Apoio da classe artística a Lula é menos influente do que esperado
Muitos eleitores ainda pensam que os famosos queiram votar no petista para viver ‘mamando nas tetas’ do governo
“A Fátima Bernardes virou o voto da minha mãe e da minha avó!” “Fátima virou os votos de todas as mulheres de meia-idade, agora vai dar Lula com 70%!” Mensagens como essas se espalharam pelo Twitter na tarde do último sábado, depois que a apresentadora Fátima Bernardes fez algo inédito em sua carreira —divulgou um vídeo explicando por que escolheu votar em Lula no primeiro turno.
Não foi a única. Angélica também declarou voto em Lula, para surpresa de muita gente —afinal, ela é casada com Luciano Huck, que já foi muito crítico ao ex-presidente. Xuxa foi outra.
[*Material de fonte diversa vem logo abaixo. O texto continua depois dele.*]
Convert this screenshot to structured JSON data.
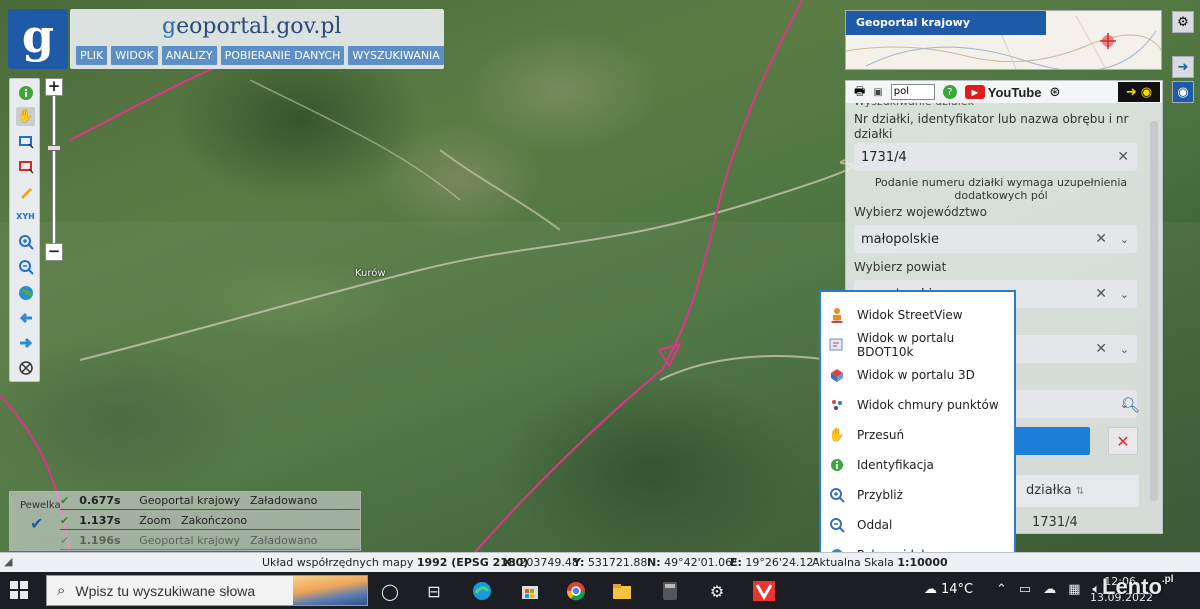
{
  "header": {
    "logo_glyph": "g",
    "site_title_g": "g",
    "site_title_rest": "eoportal.gov.pl",
    "menu": [
      "PLIK",
      "WIDOK",
      "ANALIZY",
      "POBIERANIE DANYCH",
      "WYSZUKIWANIA"
    ]
  },
  "map": {
    "village_label": "Kurów",
    "accent_line_color": "#e0338a"
  },
  "zoom": {
    "plus": "+",
    "minus": "−"
  },
  "log": {
    "label": "Pewelka",
    "rows": [
      {
        "time": "0.677s",
        "source": "Geoportal krajowy",
        "status": "Załadowano"
      },
      {
        "time": "1.137s",
        "source": "Zoom",
        "status": "Zakończono"
      },
      {
        "time": "1.196s",
        "source": "Geoportal krajowy",
        "status": "Załadowano"
      }
    ]
  },
  "overview": {
    "title": "Geoportal krajowy"
  },
  "panel": {
    "lang": "pol",
    "youtube": "YouTube",
    "heading": "Wyszukiwanie działek",
    "search_label": "Nr działki, identyfikator lub nazwa obrębu i nr działki",
    "search_value": "1731/4",
    "hint": "Podanie numeru działki wymaga uzupełnienia dodatkowych pól",
    "voivodeship_label": "Wybierz województwo",
    "voivodeship_value": "małopolskie",
    "county_label": "Wybierz powiat",
    "county_value": "nowotarski",
    "table_header": "działka",
    "table_value": "1731/4"
  },
  "context_menu": {
    "items": [
      {
        "label": "Widok StreetView",
        "icon": "person-icon"
      },
      {
        "label": "Widok w portalu BDOT10k",
        "icon": "map-icon"
      },
      {
        "label": "Widok w portalu 3D",
        "icon": "cube-icon"
      },
      {
        "label": "Widok chmury punktów",
        "icon": "points-icon"
      },
      {
        "label": "Przesuń",
        "icon": "hand-icon"
      },
      {
        "label": "Identyfikacja",
        "icon": "info-icon"
      },
      {
        "label": "Przybliż",
        "icon": "zoom-in-icon"
      },
      {
        "label": "Oddal",
        "icon": "zoom-out-icon"
      },
      {
        "label": "Pełny widok",
        "icon": "globe-icon"
      }
    ]
  },
  "coords": {
    "label": "Układ współrzędnych mapy",
    "system": "1992 (EPSG 2180)",
    "x_label": "X:",
    "x_value": "203749.48",
    "y_label": "Y:",
    "y_value": "531721.88",
    "n_label": "N:",
    "n_value": "49°42'01.06\"",
    "e_label": "E:",
    "e_value": "19°26'24.12\"",
    "scale_label": "Aktualna Skala",
    "scale_value": "1:10000"
  },
  "taskbar": {
    "search_placeholder": "Wpisz tu wyszukiwane słowa",
    "temperature": "14°C",
    "time": "12:06",
    "date": "13.09.2022",
    "watermark": "Lento",
    "watermark_suffix": ".pl"
  }
}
Ivete Sangalo também deixou de ser isentona e engrossou o coro de cantoras a favor do petista, ao lado de Anitta, Pabllo Vittar, Ludmilla, Duda Beat, Luísa Sonza e muitas outras.
Ciristas históricos, como Caetano Veloso, Tico Santa Cruz e Fábio Porchat, abandonaram o candidato do PDT e aderiram ao voto útil em Lula, na tentativa de eleger o ex-presidente logo no primeiro turno.
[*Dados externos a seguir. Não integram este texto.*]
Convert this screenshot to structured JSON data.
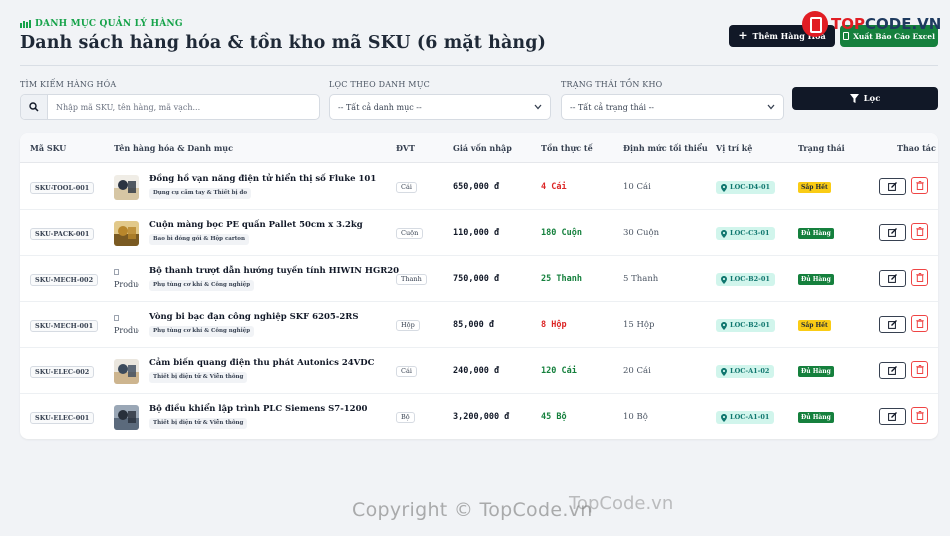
{
  "header": {
    "breadcrumb": "DANH MỤC QUẢN LÝ HÀNG",
    "title": "Danh sách hàng hóa & tồn kho mã SKU (6 mặt hàng)",
    "add_button": "Thêm Hàng Hóa",
    "export_button": "Xuất Báo Cáo Excel",
    "logo_text_red": "TOP",
    "logo_text": "CODE.VN"
  },
  "filters": {
    "search_label": "TÌM KIẾM HÀNG HÓA",
    "search_placeholder": "Nhập mã SKU, tên hàng, mã vạch...",
    "category_label": "LỌC THEO DANH MỤC",
    "category_value": "-- Tất cả danh mục --",
    "status_label": "TRẠNG THÁI TỒN KHO",
    "status_value": "-- Tất cả trạng thái --",
    "filter_button": "Lọc"
  },
  "table": {
    "columns": [
      "Mã SKU",
      "Tên hàng hóa & Danh mục",
      "ĐVT",
      "Giá vốn nhập",
      "Tồn thực tế",
      "Định mức tối thiểu",
      "Vị trí kệ",
      "Trạng thái",
      "Thao tác"
    ],
    "rows": [
      {
        "sku": "SKU-TOOL-001",
        "name": "Đồng hồ vạn năng điện tử hiển thị số Fluke 101",
        "category": "Dụng cụ cầm tay & Thiết bị đo",
        "unit": "Cái",
        "cost": "650,000 đ",
        "stock": "4 Cái",
        "stock_state": "low",
        "min": "10 Cái",
        "location": "LOC-D4-01",
        "status": "Sắp Hết",
        "status_state": "warn",
        "image": "photo",
        "image_alt": ""
      },
      {
        "sku": "SKU-PACK-001",
        "name": "Cuộn màng bọc PE quấn Pallet 50cm x 3.2kg",
        "category": "Bao bì đóng gói & Hộp carton",
        "unit": "Cuộn",
        "cost": "110,000 đ",
        "stock": "180 Cuộn",
        "stock_state": "ok",
        "min": "30 Cuộn",
        "location": "LOC-C3-01",
        "status": "Đủ Hàng",
        "status_state": "good",
        "image": "photo",
        "image_alt": ""
      },
      {
        "sku": "SKU-MECH-002",
        "name": "Bộ thanh trượt dẫn hướng tuyến tính HIWIN HGR20",
        "category": "Phụ tùng cơ khí & Công nghiệp",
        "unit": "Thanh",
        "cost": "750,000 đ",
        "stock": "25 Thanh",
        "stock_state": "ok",
        "min": "5 Thanh",
        "location": "LOC-B2-01",
        "status": "Đủ Hàng",
        "status_state": "good",
        "image": "broken",
        "image_alt": "Product"
      },
      {
        "sku": "SKU-MECH-001",
        "name": "Vòng bi bạc đạn công nghiệp SKF 6205-2RS",
        "category": "Phụ tùng cơ khí & Công nghiệp",
        "unit": "Hộp",
        "cost": "85,000 đ",
        "stock": "8 Hộp",
        "stock_state": "low",
        "min": "15 Hộp",
        "location": "LOC-B2-01",
        "status": "Sắp Hết",
        "status_state": "warn",
        "image": "broken",
        "image_alt": "Product"
      },
      {
        "sku": "SKU-ELEC-002",
        "name": "Cảm biến quang điện thu phát Autonics 24VDC",
        "category": "Thiết bị điện tử & Viễn thông",
        "unit": "Cái",
        "cost": "240,000 đ",
        "stock": "120 Cái",
        "stock_state": "ok",
        "min": "20 Cái",
        "location": "LOC-A1-02",
        "status": "Đủ Hàng",
        "status_state": "good",
        "image": "photo",
        "image_alt": ""
      },
      {
        "sku": "SKU-ELEC-001",
        "name": "Bộ điều khiển lập trình PLC Siemens S7-1200",
        "category": "Thiết bị điện tử & Viễn thông",
        "unit": "Bộ",
        "cost": "3,200,000 đ",
        "stock": "45 Bộ",
        "stock_state": "ok",
        "min": "10 Bộ",
        "location": "LOC-A1-01",
        "status": "Đủ Hàng",
        "status_state": "good",
        "image": "photo",
        "image_alt": ""
      }
    ]
  },
  "watermark": {
    "main": "Copyright © TopCode.vn",
    "secondary": "TopCode.vn"
  },
  "colors": {
    "accent_dark": "#111827",
    "accent_green": "#15803d",
    "danger": "#dc2626",
    "warning": "#facc15",
    "location_bg": "#d1f5ec"
  }
}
Eles se juntaram a uma lista caudalosa de artistas, influenciadores e jornalistas, muito mais longa que a dos que apoiam a reeleição de Bolsonaro —Taís Araújo, Lázaro Ramos, Paolla Oliveira, Felipe Neto, Bruno Gagliasso, Camila Pitanga e até mesmo Marcelo Serrado, que foi um entusiasta da Operação Lava Jato quatro anos atrás.
Cada um desses nomes ganhou as manchetes na hora em que declarou o seu voto. Parecia que estava se formando um tsunami em favor do ex-presidente, capaz de convencerosindecisoseoseleitores de Ciro Gomes e Simone Tebet a votar em Lula.
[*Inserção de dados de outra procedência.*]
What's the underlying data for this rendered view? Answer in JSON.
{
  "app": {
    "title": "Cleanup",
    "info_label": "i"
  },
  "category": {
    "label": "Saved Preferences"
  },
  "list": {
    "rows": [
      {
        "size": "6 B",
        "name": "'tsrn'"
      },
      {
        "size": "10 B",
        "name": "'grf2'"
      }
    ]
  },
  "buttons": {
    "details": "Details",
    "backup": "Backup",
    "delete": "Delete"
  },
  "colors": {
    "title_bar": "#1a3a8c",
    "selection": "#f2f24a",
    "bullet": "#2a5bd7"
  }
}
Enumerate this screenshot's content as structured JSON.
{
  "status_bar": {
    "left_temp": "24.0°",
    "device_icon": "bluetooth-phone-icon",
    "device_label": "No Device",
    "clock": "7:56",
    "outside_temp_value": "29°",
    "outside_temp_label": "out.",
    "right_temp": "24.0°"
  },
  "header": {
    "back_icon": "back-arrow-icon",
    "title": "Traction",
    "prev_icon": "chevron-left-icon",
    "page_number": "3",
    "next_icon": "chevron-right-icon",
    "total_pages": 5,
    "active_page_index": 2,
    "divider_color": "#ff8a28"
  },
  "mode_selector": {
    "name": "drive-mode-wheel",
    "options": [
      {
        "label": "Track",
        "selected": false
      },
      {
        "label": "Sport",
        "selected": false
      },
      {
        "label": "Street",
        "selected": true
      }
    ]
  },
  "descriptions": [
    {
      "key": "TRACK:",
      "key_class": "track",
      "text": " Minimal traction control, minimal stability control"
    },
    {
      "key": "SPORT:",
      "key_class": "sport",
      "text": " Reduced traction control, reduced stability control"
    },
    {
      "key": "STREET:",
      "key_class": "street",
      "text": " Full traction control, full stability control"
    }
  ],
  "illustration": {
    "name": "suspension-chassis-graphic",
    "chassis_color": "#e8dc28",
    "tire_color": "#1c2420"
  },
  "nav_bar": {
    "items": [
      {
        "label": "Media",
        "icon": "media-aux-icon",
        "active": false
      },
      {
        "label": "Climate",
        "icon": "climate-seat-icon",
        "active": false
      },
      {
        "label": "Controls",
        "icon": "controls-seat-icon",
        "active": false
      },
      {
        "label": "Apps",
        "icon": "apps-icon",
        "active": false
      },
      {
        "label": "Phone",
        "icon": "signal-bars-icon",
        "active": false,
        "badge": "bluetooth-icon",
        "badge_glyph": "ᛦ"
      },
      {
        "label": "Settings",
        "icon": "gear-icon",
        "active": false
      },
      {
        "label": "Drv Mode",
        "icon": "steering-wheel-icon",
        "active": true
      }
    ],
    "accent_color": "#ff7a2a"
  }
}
Não foi bem isso o que aconteceu. Lula teve uma votação expressiva, mas insuficiente para liquidar a fatura no primeiro turno —48,4% dos votos válidos, dentro da margem de erro dos principais institutos de pesquisa. As celebridades devem mesmo ter virado vários votos, mas não o bastante.
Porque existe um público imenso que não só resiste a elas como também, aparentemente, aos fatos. Jair Bolsonaro teve 43,2% dos votos válidos, muito mais do que o previsto. Em termos numéricos, recebeu mais votos do que no primeiro turno de 2018 —ganhou eleitores, mesmo tendo atrasado a compra de vacinas e trazido o Brasil de volta ao mapa da fome.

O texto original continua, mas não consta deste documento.